Mining resumed in the 17th century and continued intermittently until the late 19th century. A number of ruined industrial buildings in the area date from the late 1880s.

Mining activity restarted in 1949, and shortly after a world-class deposit of baryte was found and opencast mining of this began in 1963 by Magcobar (Ireland) Ltd. Soon after a multi-million-tonne orebody grading about 11% combined lead and zinc was also discovered. This was worked underground from 1968 to 1982 by Mogul of Ireland Ltd. The Magcobar mine closed in September 1992, and its extensive spoil heaps are a prominent local landmark, visible for miles. The Mogul mine became well known for the quality of the mineral specimens it produced, particularly of the ore minerals galena and sphalerite.

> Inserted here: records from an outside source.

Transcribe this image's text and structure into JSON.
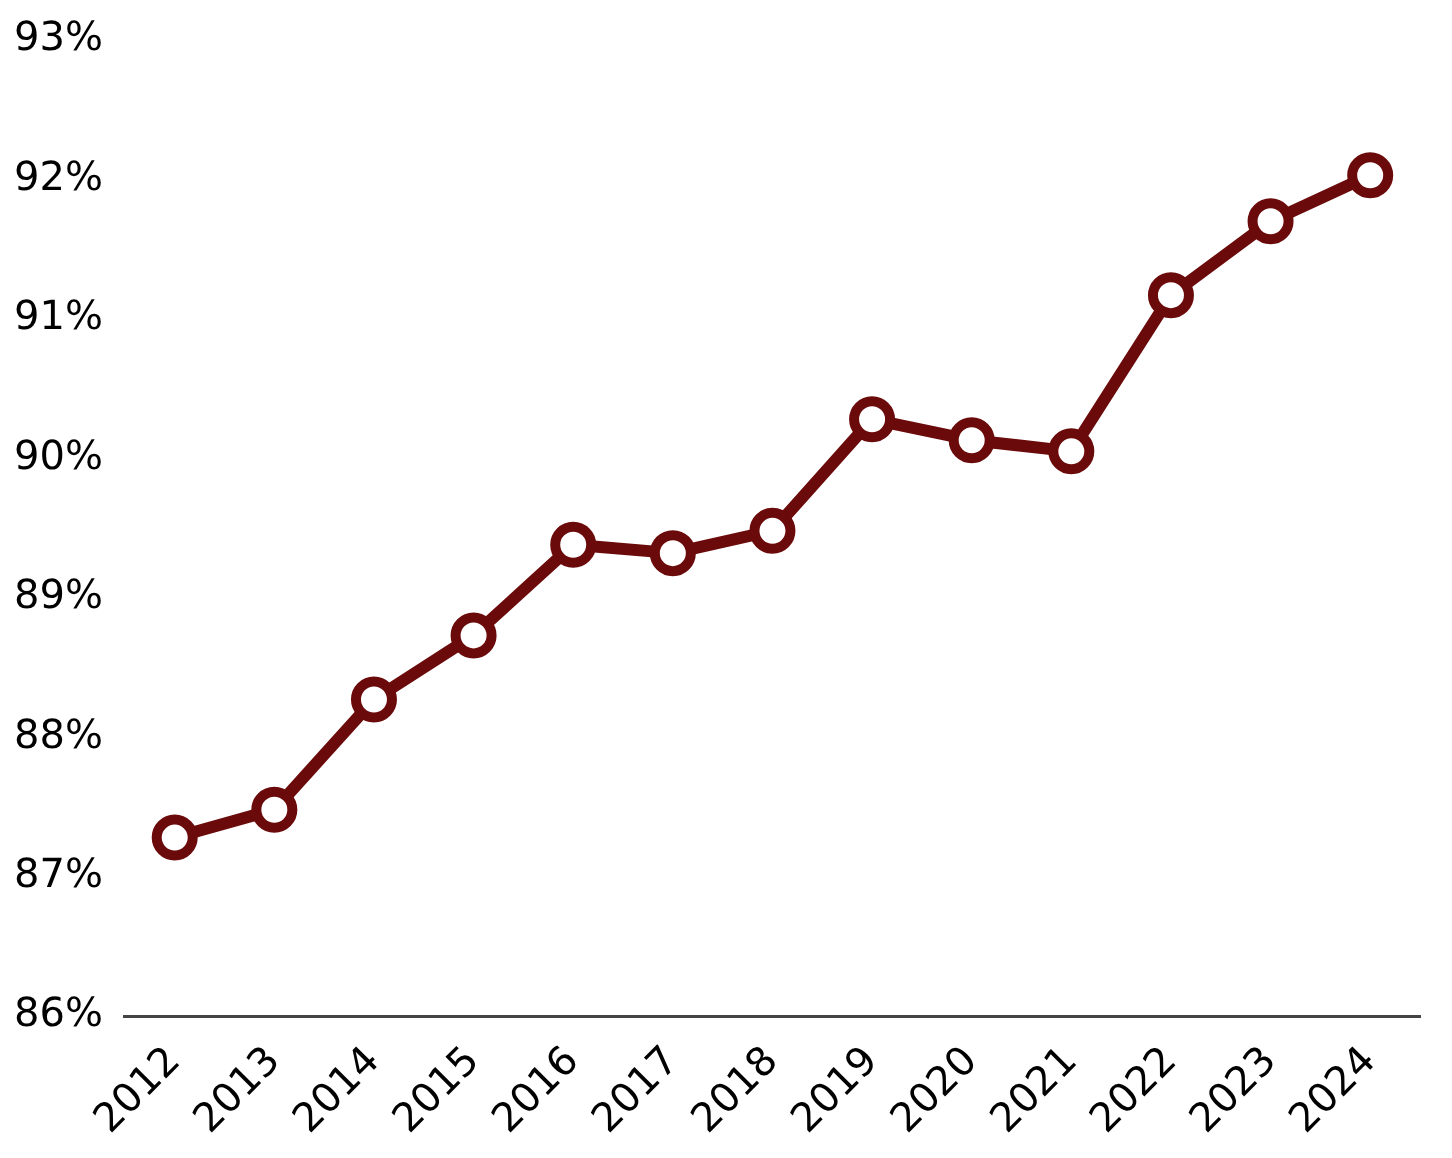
{
  "chart_data": {
    "type": "line",
    "categories": [
      "2012",
      "2013",
      "2014",
      "2015",
      "2016",
      "2017",
      "2018",
      "2019",
      "2020",
      "2021",
      "2022",
      "2023",
      "2024"
    ],
    "series": [
      {
        "color": "#6b0a0a",
        "values": [
          87.28,
          87.48,
          88.27,
          88.73,
          89.38,
          89.32,
          89.48,
          90.28,
          90.13,
          90.05,
          91.17,
          91.7,
          92.03
        ]
      }
    ],
    "ylim": [
      86,
      93
    ],
    "yticks": [
      {
        "value": 86,
        "label": "86%"
      },
      {
        "value": 87,
        "label": "87%"
      },
      {
        "value": 88,
        "label": "88%"
      },
      {
        "value": 89,
        "label": "89%"
      },
      {
        "value": 90,
        "label": "90%"
      },
      {
        "value": 91,
        "label": "91%"
      },
      {
        "value": 92,
        "label": "92%"
      },
      {
        "value": 93,
        "label": "93%"
      }
    ],
    "grid": false,
    "legend": false,
    "marker": "circle",
    "line_style": "solid"
  }
}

The area's Old Smelting House, now a ruin, is listed as a protected structure by Tipperary County Council (RPS Ref S477).

In the 21st century, the area was the subject as some media attention as the integrity of the village's water supply was threatened by pollution from the tailings left behind at the mine.

==Transport==
While previously served by a freight-only siding from the Limerick to Ballybrophy Railway, freight trains no longer serve Silvermines.

Since March 2025, Local Link route 854 provides several journeys daily (including on Sundays and public holidays) from the village to Nenagh and Roscrea. On Fridays only, Bus Éireann route 323 from Newport, County Tipperary to Nenagh also serves the village.

The Slieve Felim Way, a 43 km National Waymarked Trail through the Silvermine and Slieve Felim Mountains, has a trail-head in the village.